L’enjeu n’est rien d’autre que la paix mondiale. Car, du fait que les États-Unis parviendront enfin à se libérer de la matrice géopolitique de guerre, incarnée par la « relation spéciale » avec son ancien maître colonial, dépend la capacité de la présidence américaine à replacer les relations avec la Russie et la Chine sur la voie de l’entente et de la coopération, et d’éviter un conflit, y compris nucléaire, que la politique néoconservatrice des deux précédentes administrations américaines a préparé, étape par étape.

Une main pas si invisible

Lors d’une interview diffusée le 15 octobre sur WMAL, en audience la 5e radio de Washington D.C, Joseph diGenova, ancien procureur du disctrict de Washington DC, est revenu sur l’implication des services secrets britanniques dans le montage du Russiagate.
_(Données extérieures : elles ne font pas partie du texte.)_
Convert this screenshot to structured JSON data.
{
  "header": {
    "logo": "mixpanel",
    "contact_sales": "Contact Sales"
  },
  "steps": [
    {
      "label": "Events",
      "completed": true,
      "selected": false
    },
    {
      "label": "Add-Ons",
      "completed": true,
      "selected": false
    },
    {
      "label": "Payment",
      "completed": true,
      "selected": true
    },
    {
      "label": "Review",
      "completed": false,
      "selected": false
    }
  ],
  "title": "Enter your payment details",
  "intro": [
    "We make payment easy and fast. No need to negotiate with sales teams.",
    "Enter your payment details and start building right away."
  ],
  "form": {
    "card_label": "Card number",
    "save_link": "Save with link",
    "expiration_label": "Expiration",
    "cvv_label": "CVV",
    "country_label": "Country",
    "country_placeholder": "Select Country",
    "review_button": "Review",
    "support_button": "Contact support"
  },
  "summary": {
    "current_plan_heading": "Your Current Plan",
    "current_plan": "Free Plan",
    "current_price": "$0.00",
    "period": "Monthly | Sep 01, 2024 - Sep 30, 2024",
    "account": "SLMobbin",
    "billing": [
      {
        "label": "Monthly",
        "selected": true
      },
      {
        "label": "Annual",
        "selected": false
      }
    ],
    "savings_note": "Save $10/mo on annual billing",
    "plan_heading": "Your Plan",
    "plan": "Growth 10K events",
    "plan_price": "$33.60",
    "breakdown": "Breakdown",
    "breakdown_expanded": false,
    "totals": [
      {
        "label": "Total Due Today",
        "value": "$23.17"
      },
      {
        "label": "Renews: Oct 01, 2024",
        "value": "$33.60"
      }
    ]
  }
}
Faisant référence aux récentes pressions exercées par les gouvernements britanniques et australiens sur l’administration Trump pour la dissuader de déclassifier les documents du FBI et du DOJ relatifs à cette affaire (lire « Russiagate » : Trump veut tirer la queue du diable britannique), diGenova a estimé que « les Britanniques ont peur, (…) car le MI6 a espionné de façon illégale des citoyens américains, à la demande du FBI et de la CIA de John Brennan [un proche d’Obama, Ndlr] ».

« C’est un grave problème, a-t-il poursuivit. On évoque souvent la surveillance de masse. Mais s’il s’agit de travailler avec des gouvernements étrangers – comprenez ‘de connivence’ – pour espionner un citoyen américain, alors on entre sur un terrain complètement différent. Cela implique une énorme responsabilité pénale de la part des services de renseignement américains, et en particulier de John Brennan. Brennan s’est lui-même rendu à Londres pour consulter le MI6 et le GCHQ ».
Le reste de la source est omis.